Nor were the activities of the loving circle of people around me, their behaviour that preceded my splitting myself in this way, cosmic fuck ups. Those behaviours were simply adults carrying out the process that I’ll now describe for my adult self. They were acting from a standpoint of their ‘me’ rather than their ‘Me’. But as I’ll discuss a bit further, the shadow — theirs, mine and yours — is part of the world, part of reality, and it WILL always find its way into the light of day, no matter how much we seek to sequester it in the dungeon.
As an adult, I now possess, although for much of my life I did not recognise it, a richer set of capabilities for relating to the world than my young child self did. Not recognising this, however, I’ve spent decades relying on the once-appropriate child’s toolbox anytime the splinters of me that that child hid away pop up to present themselves. These visits by members of the shadow community can appear as ‘internal’ experiences or as my filtering and interpretation of ‘external experiences’, including the words and actions of other people.
My replaying of the child’s solution results in my turning / running from these visitors. This doesn’t make me a bad person, and there is no reason for me to beat myself up about it.
But one might ask, why are these splinters visiting? Their visit is a necessity. They are part of reality, part of Me. As a child grasping for solutions, I tried to tuck them away as if they didn’t exist, but that didn’t change reality. Reality and the big Me are too magnificent to be bottled in such a way. These splinters know all too well that they are part of Me. Their recognition of their unity with me, coupled with their inescapable longing to rejoin me to re-organise as Me, is Love.
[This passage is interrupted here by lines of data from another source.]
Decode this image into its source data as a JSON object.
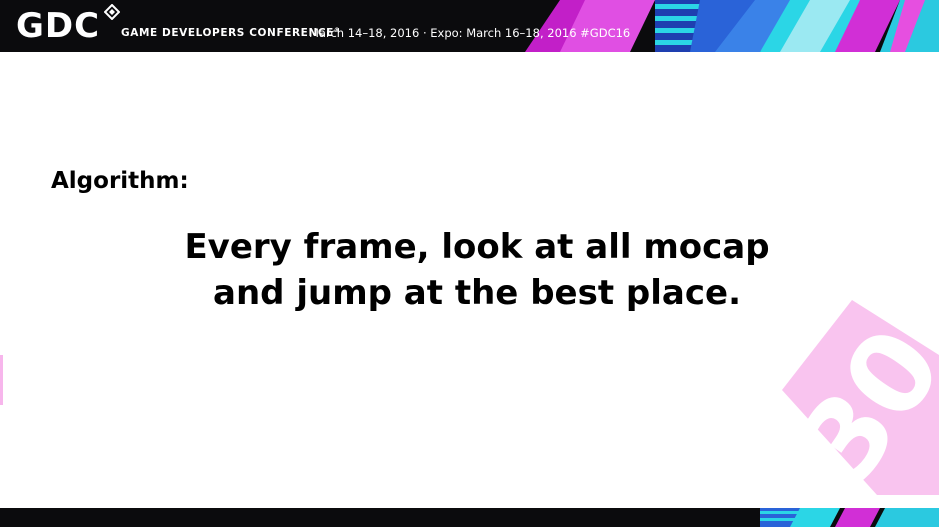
{
  "header": {
    "logo_text": "GDC",
    "conference_name": "GAME DEVELOPERS CONFERENCE",
    "trademark": "®",
    "dates": "March 14–18, 2016 · Expo: March 16–18, 2016  #GDC16"
  },
  "slide": {
    "label": "Algorithm:",
    "statement_lines": [
      "Every frame, look at all mocap",
      "and jump at the best place."
    ]
  },
  "watermark_text": "30",
  "colors": {
    "header_bg": "#0b0b0d",
    "accent_magenta": "#d12fd6",
    "accent_cyan": "#2bd6e6",
    "accent_blue": "#2a63d8",
    "watermark_pink": "#f7b6ec",
    "text": "#000000"
  }
}
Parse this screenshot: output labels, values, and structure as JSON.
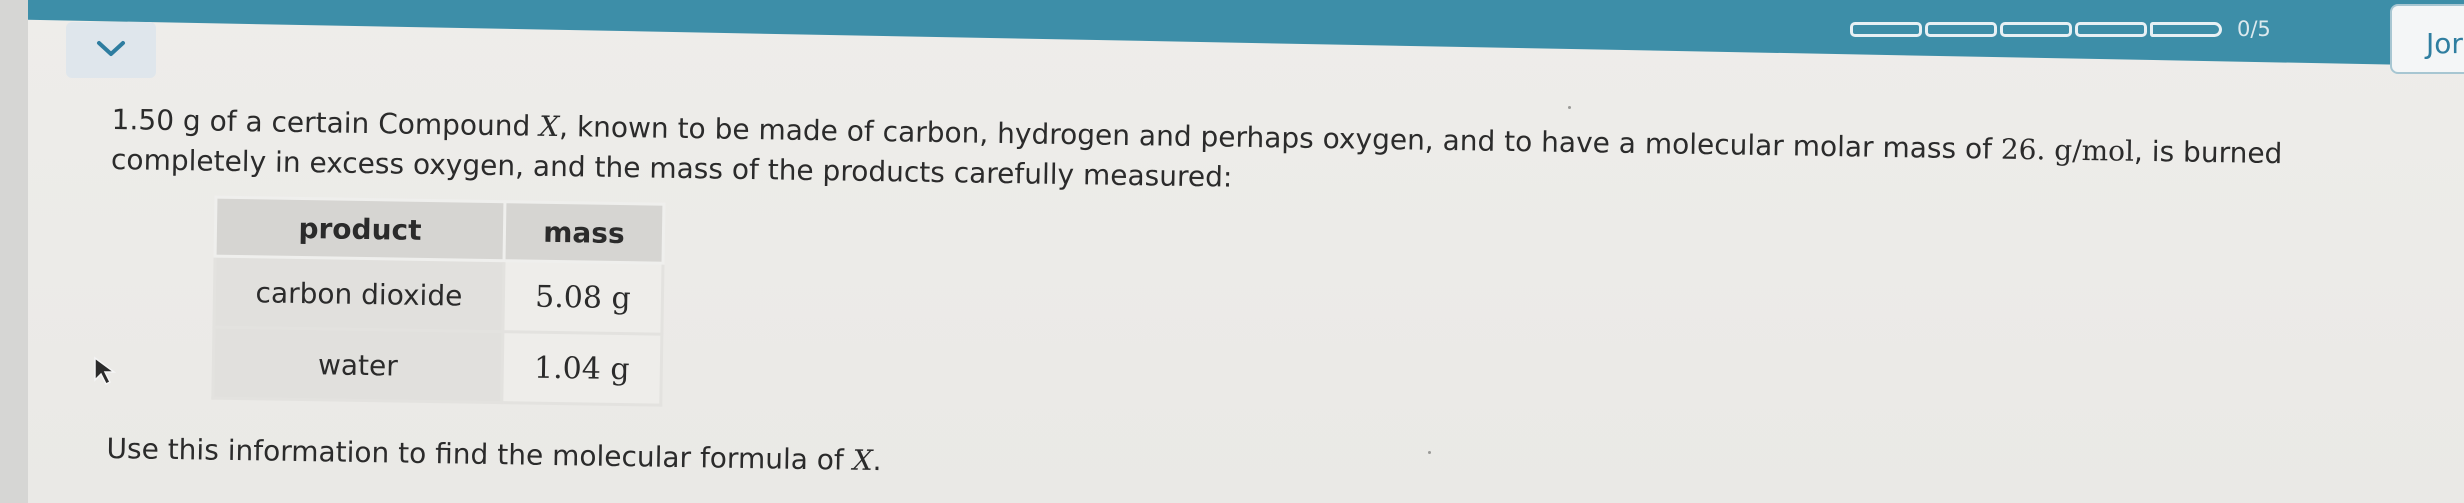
{
  "header": {
    "progress_label": "0/5",
    "progress_segments": 5,
    "progress_completed": 0,
    "user_label": "Jor",
    "bar_color": "#3d8ea8"
  },
  "question": {
    "part1": "1.50 g of a certain Compound ",
    "compound": "X",
    "part2": ", known to be made of carbon, hydrogen and perhaps oxygen, and to have a molecular molar mass of ",
    "molar_mass": "26. g/mol",
    "part3": ", is burned completely in excess oxygen, and the mass of the products carefully measured:"
  },
  "table": {
    "headers": [
      "product",
      "mass"
    ],
    "rows": [
      {
        "product": "carbon dioxide",
        "mass": "5.08 g"
      },
      {
        "product": "water",
        "mass": "1.04 g"
      }
    ]
  },
  "instruction": {
    "text": "Use this information to find the molecular formula of ",
    "compound": "X",
    "end": "."
  },
  "icons": {
    "collapse": "chevron-down-icon",
    "pointer": "mouse-pointer-icon"
  }
}
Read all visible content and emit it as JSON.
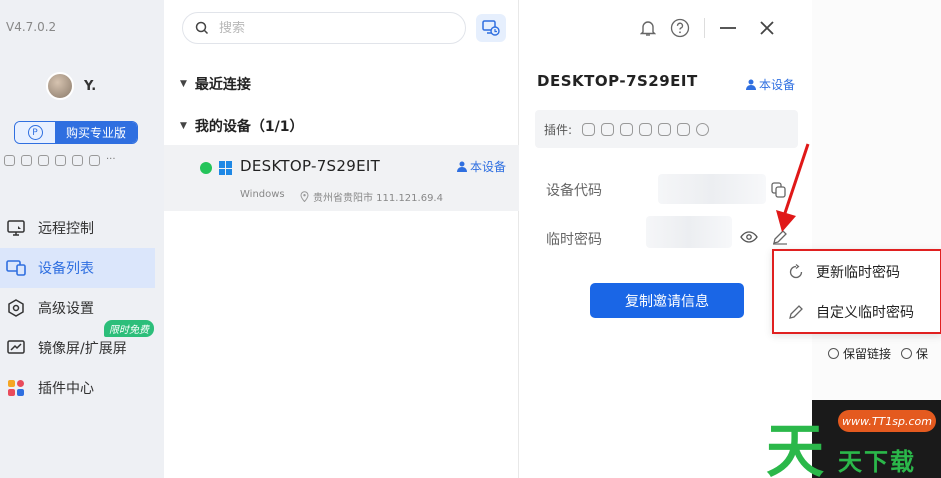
{
  "app": {
    "version": "V4.7.0.2"
  },
  "user": {
    "name": "Y."
  },
  "sidebar": {
    "buy_badge": "P",
    "buy_label": "购买专业版",
    "more": "···",
    "free_tag": "限时免费",
    "items": [
      {
        "label": "远程控制",
        "icon": "remote-control-icon"
      },
      {
        "label": "设备列表",
        "icon": "device-list-icon"
      },
      {
        "label": "高级设置",
        "icon": "settings-icon"
      },
      {
        "label": "镜像屏/扩展屏",
        "icon": "mirror-screen-icon"
      },
      {
        "label": "插件中心",
        "icon": "plugin-center-icon"
      }
    ]
  },
  "search": {
    "placeholder": "搜索"
  },
  "device_list": {
    "recent_label": "最近连接",
    "mine_label": "我的设备（1/1）",
    "device": {
      "name": "DESKTOP-7S29EIT",
      "tag": "本设备",
      "os": "Windows",
      "location": "贵州省贵阳市 111.121.69.4",
      "online": true
    }
  },
  "detail": {
    "title": "DESKTOP-7S29EIT",
    "tag": "本设备",
    "plugins_label": "插件:",
    "device_code_label": "设备代码",
    "temp_password_label": "临时密码",
    "copy_invite_label": "复制邀请信息"
  },
  "popup": {
    "refresh_label": "更新临时密码",
    "custom_label": "自定义临时密码"
  },
  "background": {
    "keep_link": "保留链接",
    "keep_link_2": "保",
    "promo": "www.TT1sp.com",
    "watermark_big": "天",
    "watermark_small": "天下载"
  },
  "colors": {
    "accent": "#1a66e6",
    "online": "#24c45a",
    "highlight": "#e02020",
    "free_tag": "#2cbe7a"
  }
}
Yet, the visits are always uncomfortable for me. This discomfort tends to be the trigger that activates my ‘autoplay’ of the childhood strategy of avoidance. So what am I to do? What is one to do? Well, there are whole books about that.
My short oversimplification is that I can use those very same triggers, my noticing of sensations of discomfort in my own body, as signals to alert me to an alternative response. The good news is that, in one sense, there is nothing I have to do in lieu of my habituated avoidance response. The invitation that these signals issue is to sit with and hold, in a gentle, loving, non-judging way, those visitors, not seeking to do anything with them. I do this by sitting with the physical discomfort that announces and constitutes them — only for as long as I can. It may be just a few seconds at first.
These few seconds of sitting with and holding the discomfort of these visits from the shadow allow me to see that they don’t constitute an existential threat to me. I can survive them. Bit by bit, slowly, patiently, gently over weeks, months and years, I can welcome and re-integrate more and more of the historical visitors back into Me. At some point, it becomes apparent that these visitors were never outside of Me; it was only me who thought so. These visitors are part of life, and I love Matt Licata’s quote:
Life is not a problem to be solved but a mystery to be lived.
This doesn’t culminate in a finish line, beyond which all is rosy and smooth. We don’t purchase or earn exemption from the tough side of life. We don’t buy certainty. Life remains mystery. Reality includes all opposites. Even once all historical visitors have been welcomed home, reality will send us guests. A life lived with the gentle, loving openness I’ve described isn’t one in which reality filters out the unwanted guests for us. It is one in which we are increasingly able to welcome all guests, even the ones who bear discomfort and seeming threat in their arms.
And perhaps, in time, it becomes clear that this reality that sends the guests and this Me who welcomes them are the same undivided whole. And that recognition of wholeness, too, is Love.
I am indebted to Matt Licata’s The Path is Everywhere.